Après le décès d'un proche, une étape cruciale s'impose : la liquidation de la succession. Ce processus, souvent long et délicat, est généralement géré par un notaire. Il permet de répartir le patrimoine du défunt entre ses héritiers, incluant à la fois les biens et les dettes inhérentes.
Le patrimoine successoral se divise en actif et passif. Avant d'effectuer le partage, le passif doit être réglé, et la présence de biens immobiliers exige souvent l'intervention d'un notaire. Toutefois, si le patrimoine se compose uniquement de biens mobiliers, les héritiers peuvent choisir de procéder eux-mêmes au partage. Explorons les étapes de ce processus.
Les étapes à suivre pour liquider une succession
La liquidation d'une succession s'articule autour de quatre grandes étapes.
1. Établissement de l'acte notarié
La première étape consiste en la rédaction de l'acte notarié. Le notaire doit recenser les héritiers et déterminer leurs droits respectifs. Pour cela, les proches du défunt devront fournir divers documents comme le livret de famille ou les actes d’état civil. Il est fréquent que le défunt ait également laissé un testament précisant ses volontés. Le notaire consultera en parallèle le Fichier central des dispositions des dernières volontés pour vérifier l'existence de possibles testaments.
2. Bilan complet du patrimoine
La seconde étape requiert que le notaire établisse un bilan complet du patrimoine. Cela inclut l’inventaire des biens : comptes bancaires, biens immobiliers, meubles, mais aussi des dettes. Le notaire a besoin de titres de propriété et de relevés bancaires pour dresser ce tableau. En fonction de la situation, un simple état de patrimoine ou un inventaire détaillé sera réalisé.
3. Formalités fiscales et hypothécaires
Troisièmement, le notaire prend en charge les formalités fiscales et hypothécaires relatives au décès. Cela inclut l'établissement d'une attestation pour les biens immobiliers et une déclaration de succession qui doit être déposée dans un délai de six mois. Les droits de succession, eux aussi, doivent être réglés dans ce même laps de temps.
4. Partage de l'actif
La dernière étape est celle du partage de l'actif. Si les héritiers choisissent de ne pas partager immédiatement, ils resteront en indivision. Toutefois, chaque héritier a le droit de demander le partage, qui peut se faire amiablement ou judiciairement. En cas de désaccord, un juge peut être sollicité, ce qui pourrait prolonger le processus et engendrer des coûts supplémentaires.
Formalités spécifiques à la liquidation
Si un enfant mineur ou une personne protégée fait partie des héritiers, des formalités supplémentaires sont requises, impliquant souvent le conseil de famille ou une autorisation judiciaire. Certains actifs, comme des entreprises, peuvent également nécessiter des démarches spécifiques, y compris l'intervention d'experts. La recherche d'héritiers inconnus peut également rallonger le délai de la liquidation.

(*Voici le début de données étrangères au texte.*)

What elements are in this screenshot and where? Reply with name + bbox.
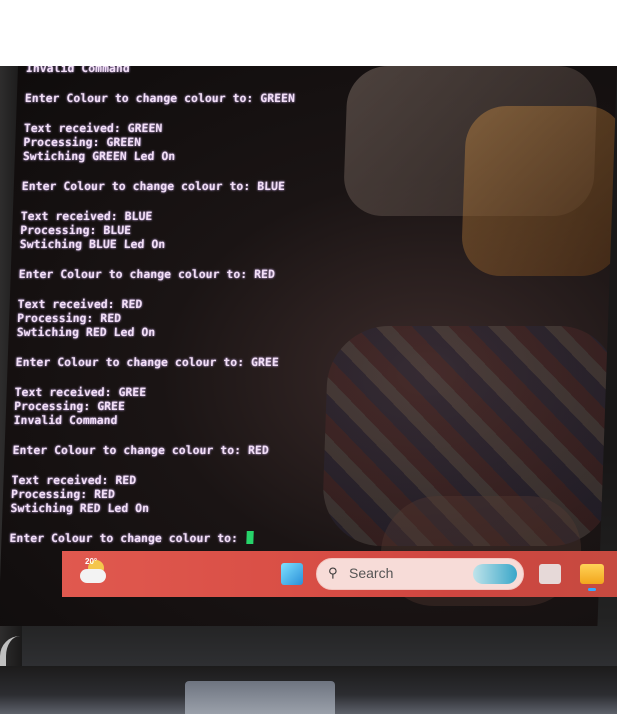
terminal-line: Swtiching BLUE Led On	[19, 237, 166, 251]
terminal-line: Enter Colour to change colour to: RED	[12, 443, 270, 457]
search-label: Search	[349, 565, 394, 581]
terminal-line: Enter Colour to change colour to: RED	[18, 267, 276, 281]
terminal-line: Enter Colour to change colour to: GREE	[15, 355, 280, 369]
serial-terminal-output[interactable]: Invalid Command Enter Colour to change co…	[9, 66, 586, 545]
photo-of-laptop-screen: Invalid Command Enter Colour to change co…	[0, 66, 617, 714]
terminal-line: Invalid Command	[25, 66, 131, 75]
terminal-line: Text received: RED	[17, 297, 143, 311]
weather-temperature: 20°	[85, 557, 98, 566]
terminal-line: Text received: GREE	[14, 385, 147, 399]
terminal-line: Enter Colour to change colour to: BLUE	[21, 179, 286, 193]
folder-icon[interactable]	[580, 564, 604, 591]
terminal-line: Text received: GREEN	[23, 121, 163, 135]
active-app-indicator	[588, 588, 596, 591]
terminal-line: Processing: RED	[16, 311, 122, 325]
search-highlight-art	[473, 564, 517, 584]
terminal-line: Enter Colour to change colour to:	[9, 531, 569, 545]
laptop-hinge	[185, 681, 335, 714]
search-box[interactable]: ⚲ Search	[316, 558, 524, 590]
terminal-line: Processing: BLUE	[20, 223, 132, 237]
terminal-line: Processing: RED	[10, 487, 116, 501]
terminal-line: Swtiching RED Led On	[10, 501, 150, 515]
terminal-line: Swtiching GREEN Led On	[22, 149, 176, 163]
terminal-line: Text received: RED	[11, 473, 137, 487]
laptop-screen: Invalid Command Enter Colour to change co…	[0, 66, 617, 626]
terminal-line: Processing: GREEN	[23, 135, 142, 149]
terminal-line: Swtiching RED Led On	[16, 325, 156, 339]
terminal-line: Processing: GREE	[13, 399, 126, 413]
weather-partly-cloudy-icon[interactable]: 20°	[80, 557, 108, 586]
terminal-line: Invalid Command	[13, 413, 118, 427]
terminal-line: Text received: BLUE	[20, 209, 153, 223]
terminal-cursor	[246, 531, 255, 544]
windows-taskbar: 20° ⚲ Search	[62, 551, 617, 597]
task-view-icon[interactable]	[539, 564, 561, 584]
windows-start-icon[interactable]	[281, 563, 303, 585]
search-icon: ⚲	[328, 566, 338, 581]
terminal-line: Enter Colour to change colour to: GREEN	[24, 91, 296, 105]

D'autres éléments tels que des conflits entre héritiers, des biens complexes ou des héritiers résidant à l'étranger peuvent également impacter les délais de traitement de la succession.
Le coût de la liquidation d'une succession
Le coût de la liquidation d'une succession varie considérablement. Le notaire, après avoir analysé la situation patrimoniale, établira un devis qui inclura les droits de succession, les frais de timbre et autres dépenses. Les frais de notaire sont réglementés et doivent être pris en charge par les héritiers proportionnellement à leurs droits dans la succession.
À noter : Depuis 2007, les héritiers ont dix ans pour revendiquer une succession, un délai réduit par rapport aux trente ans précédents. Un créancier ou un héritier peut forcer un héritier à se décider au-delà de ce délai. En cas d'acceptation de la succession, l'héritier ne peut être tenu responsable des dettes au-delà de l'actif hérité. La déclaration d'acceptation doit être adressée au greffe du tribunal local, avec une publication obligatoire au Bulletin officiel des annonces civiles et commerciales. Si des dettes imprévues apparaissent, le tribunal peut permettre à l'héritier de revenir sur son acceptation.